Source. Indian Myth and Legend by Donald A. Mackenzie (1913). [300 words]
Night fell, but the fighting was renewed. In the darkness and confusion men slew their kinsmen, fathers cut down their sons, and brothers fought against brothers. Yudhishthira sent men with torches to light up the blood-red plain, and the battle was waged for many hours. Swords were splintered and spears were lost, and warriors threw great boulders and chariot wheels against one another. All men were maddened with the thirst for blood, and the night was filled with horrors.
At length Arjuna called for a truce, and it was agreed that the warriors should sleep on the battlefield. So all lay down, the charioteer in his chariot, the horseman on his steed, and the driver of the elephant on his elephant's back.

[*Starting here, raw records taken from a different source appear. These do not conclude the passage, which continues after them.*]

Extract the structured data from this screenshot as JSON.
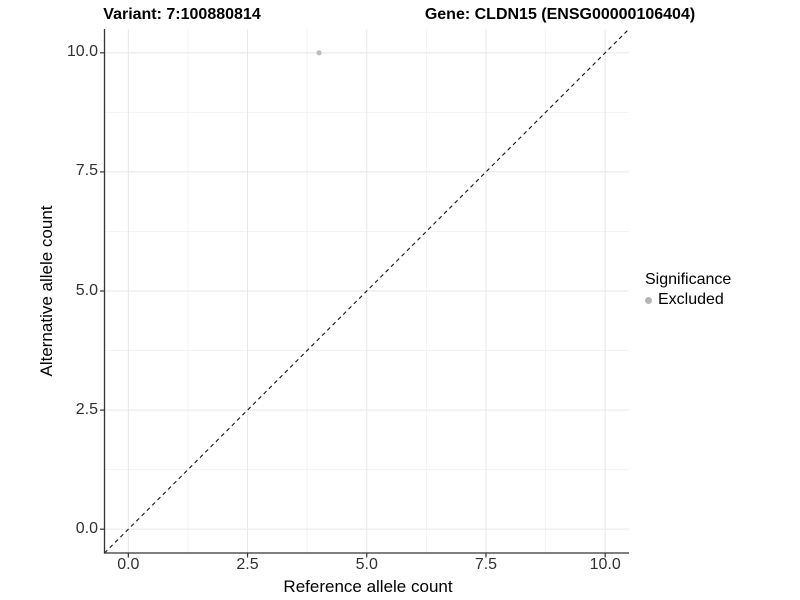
{
  "figure": {
    "titles": {
      "variant": "Variant: 7:100880814",
      "gene": "Gene: CLDN15 (ENSG00000106404)"
    }
  },
  "axes": {
    "x_label": "Reference allele count",
    "y_label": "Alternative allele count"
  },
  "legend": {
    "title": "Significance",
    "items": [
      {
        "label": "Excluded",
        "color": "#b5b5b5"
      }
    ]
  },
  "colors": {
    "background": "#ffffff",
    "grid_major": "#e7e7e7",
    "grid_minor": "#f3f3f3",
    "axis_line": "#333333",
    "tick_mark": "#333333",
    "reference_line": "#111111",
    "point": "#bdbdbd"
  },
  "chart_data": {
    "type": "scatter",
    "title": "Variant: 7:100880814   |   Gene: CLDN15 (ENSG00000106404)",
    "xlabel": "Reference allele count",
    "ylabel": "Alternative allele count",
    "xlim": [
      -0.5,
      10.5
    ],
    "ylim": [
      -0.5,
      10.5
    ],
    "x_ticks": [
      0.0,
      2.5,
      5.0,
      7.5,
      10.0
    ],
    "y_ticks": [
      0.0,
      2.5,
      5.0,
      7.5,
      10.0
    ],
    "x_tick_labels": [
      "0.0",
      "2.5",
      "5.0",
      "7.5",
      "10.0"
    ],
    "y_tick_labels": [
      "0.0",
      "2.5",
      "5.0",
      "7.5",
      "10.0"
    ],
    "minor_ticks": [
      1.25,
      3.75,
      6.25,
      8.75
    ],
    "grid": true,
    "legend_position": "right",
    "series": [
      {
        "name": "Excluded",
        "color": "#bdbdbd",
        "points": [
          {
            "x": 4,
            "y": 10
          }
        ]
      }
    ],
    "reference_line": {
      "type": "identity",
      "style": "dashed",
      "color": "#111111"
    }
  }
}
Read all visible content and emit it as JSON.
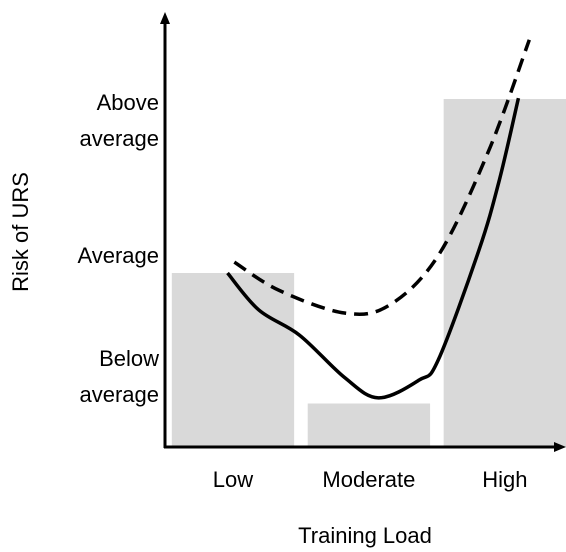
{
  "chart_data": {
    "type": "bar_line",
    "x_label": "Training Load",
    "y_label": "Risk of URS",
    "categories": [
      "Low",
      "Moderate",
      "High"
    ],
    "bars": {
      "color": "#d9d9d9",
      "values": [
        40,
        10,
        80
      ]
    },
    "series": [
      {
        "color": "#000000",
        "dash": false,
        "x": [
          -0.04,
          0.19,
          0.49,
          0.82,
          1.07,
          1.37,
          1.51,
          1.81,
          1.96,
          2.1
        ],
        "values": [
          40,
          31.5,
          25.7,
          16,
          11.3,
          15.4,
          20,
          45.3,
          61.4,
          80.2
        ]
      },
      {
        "color": "#000000",
        "dash": true,
        "x": [
          0.01,
          0.34,
          0.82,
          1.15,
          1.51,
          1.88,
          2.18
        ],
        "values": [
          42.5,
          36,
          30.8,
          32.6,
          44,
          68,
          93.6
        ]
      }
    ],
    "xlim": [
      -0.5,
      2.45
    ],
    "ylim": [
      0,
      100
    ],
    "yticks": [
      {
        "value": 16,
        "label": "Below average"
      },
      {
        "value": 44,
        "label": "Average"
      },
      {
        "value": 75,
        "label": "Above average"
      }
    ]
  }
}
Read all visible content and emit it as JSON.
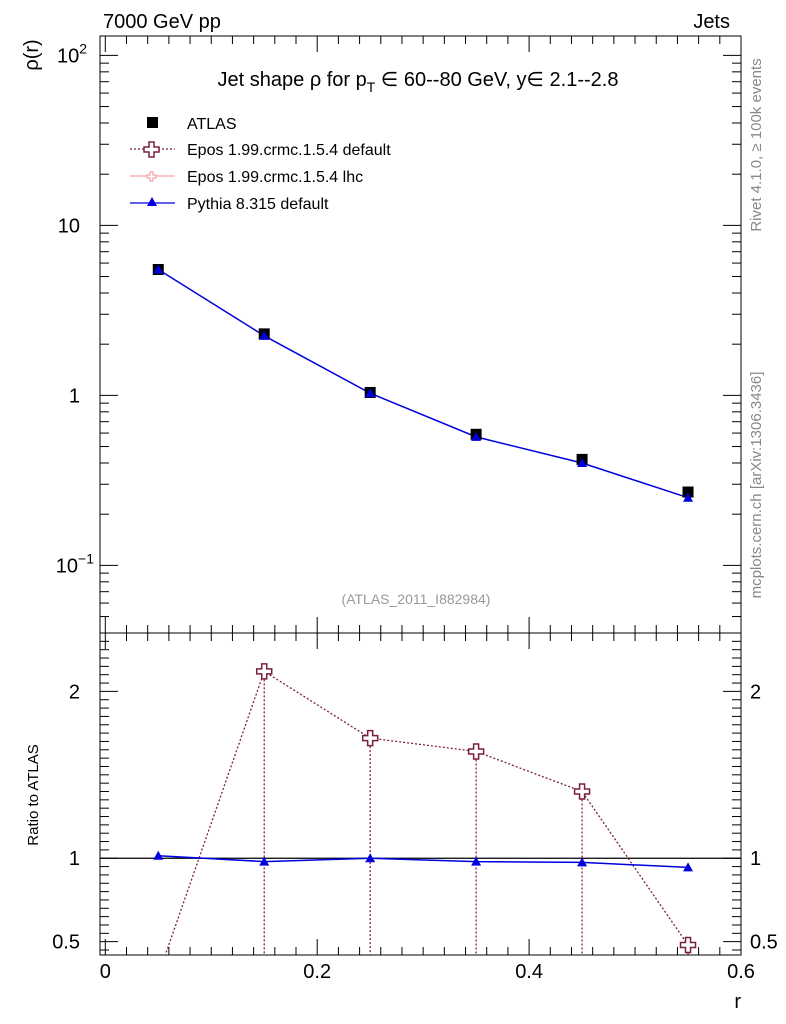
{
  "header": {
    "left": "7000 GeV pp",
    "right": "Jets"
  },
  "side_labels": {
    "rivet": "Rivet 4.1.0, ≥ 100k events",
    "source": "mcplots.cern.ch [arXiv:1306.3436]"
  },
  "colors": {
    "atlas": "#000000",
    "epos_default": "#7b1f3f",
    "epos_lhc": "#f4a3a3",
    "pythia": "#0000e0",
    "watermark": "#999999"
  },
  "chart_data": [
    {
      "id": "main",
      "type": "line",
      "scale": "log",
      "title_parts": {
        "pre": "Jet shape ρ for p",
        "sub": "T",
        "mid": " ∈ 60--80 GeV, y∈ 2.1--2.8"
      },
      "ylabel": "ρ(r)",
      "xlabel": "r",
      "xlim": [
        -0.005,
        0.6
      ],
      "ylim": [
        0.04,
        130
      ],
      "y_ticks": [
        {
          "value": 0.1,
          "label": "10",
          "sup": "−1"
        },
        {
          "value": 1,
          "label": "1",
          "sup": ""
        },
        {
          "value": 10,
          "label": "10",
          "sup": ""
        },
        {
          "value": 100,
          "label": "10",
          "sup": "2"
        }
      ],
      "watermark": "(ATLAS_2011_I882984)",
      "legend": {
        "position": "top-left",
        "entries": [
          {
            "label": "ATLAS",
            "style": "square"
          },
          {
            "label": "Epos 1.99.crmc.1.5.4 default",
            "style": "open-cross"
          },
          {
            "label": "Epos 1.99.crmc.1.5.4 lhc",
            "style": "small-cross"
          },
          {
            "label": "Pythia 8.315 default",
            "style": "triangle"
          }
        ]
      },
      "x": [
        0.05,
        0.15,
        0.25,
        0.35,
        0.45,
        0.55
      ],
      "series": [
        {
          "name": "ATLAS",
          "values": [
            5.5,
            2.3,
            1.04,
            0.59,
            0.42,
            0.27
          ]
        },
        {
          "name": "Pythia 8.315 default",
          "values": [
            5.5,
            2.24,
            1.03,
            0.57,
            0.4,
            0.25
          ]
        }
      ]
    },
    {
      "id": "ratio",
      "type": "line",
      "ylabel": "Ratio to ATLAS",
      "xlabel": "r",
      "xlim": [
        -0.005,
        0.6
      ],
      "ylim": [
        0.42,
        2.35
      ],
      "y_ticks": [
        {
          "value": 0.5,
          "label": "0.5"
        },
        {
          "value": 1,
          "label": "1"
        },
        {
          "value": 2,
          "label": "2"
        }
      ],
      "x_ticks": [
        {
          "value": 0,
          "label": "0"
        },
        {
          "value": 0.2,
          "label": "0.2"
        },
        {
          "value": 0.4,
          "label": "0.4"
        },
        {
          "value": 0.6,
          "label": "0.6"
        }
      ],
      "x": [
        0.05,
        0.15,
        0.25,
        0.35,
        0.45,
        0.55
      ],
      "series": [
        {
          "name": "Epos 1.99.crmc.1.5.4 default",
          "values": [
            0.3,
            2.12,
            1.72,
            1.64,
            1.4,
            0.48
          ],
          "lower_band": [
            0.3,
            0.3,
            0.3,
            0.3,
            0.3,
            0.3
          ]
        },
        {
          "name": "Pythia 8.315 default",
          "values": [
            1.015,
            0.98,
            1.0,
            0.98,
            0.975,
            0.945
          ]
        }
      ]
    }
  ]
}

Duryodhana reproached Drona because that he did not slay the Pandavas in their sleep. "Let Karna," he said, "lead the hosts to victory."
Said Drona, "Thou art reaping the red harvest of thy sins. But know now that on the morrow either Arjuna will fall or I will be slain by him."
When the bright moon rose in the heavens the conflict was renewed. Many fell on that awful night. Ghatotkacha, the rakshasa son of Bhima, was foremost in the fray, and he slaughtered numerous Kaurava warriors. At length Karna went against him, and then the air was filled with blazing arrows. Each smote the other with powerful weapons, and for a time the issue hung in the balance.
Ghatotkacha created illusions, but Karna kept his senses in that great fight, even after his steeds had been slain; he leapt to the ground, then flung a celestial dart, the gift of Indra, and Ghatotkacha, uttering terrible cries, fell down and breathed his last breath. The Kauravas shouted with gladness, and the Pandavas shed tears of sorrow.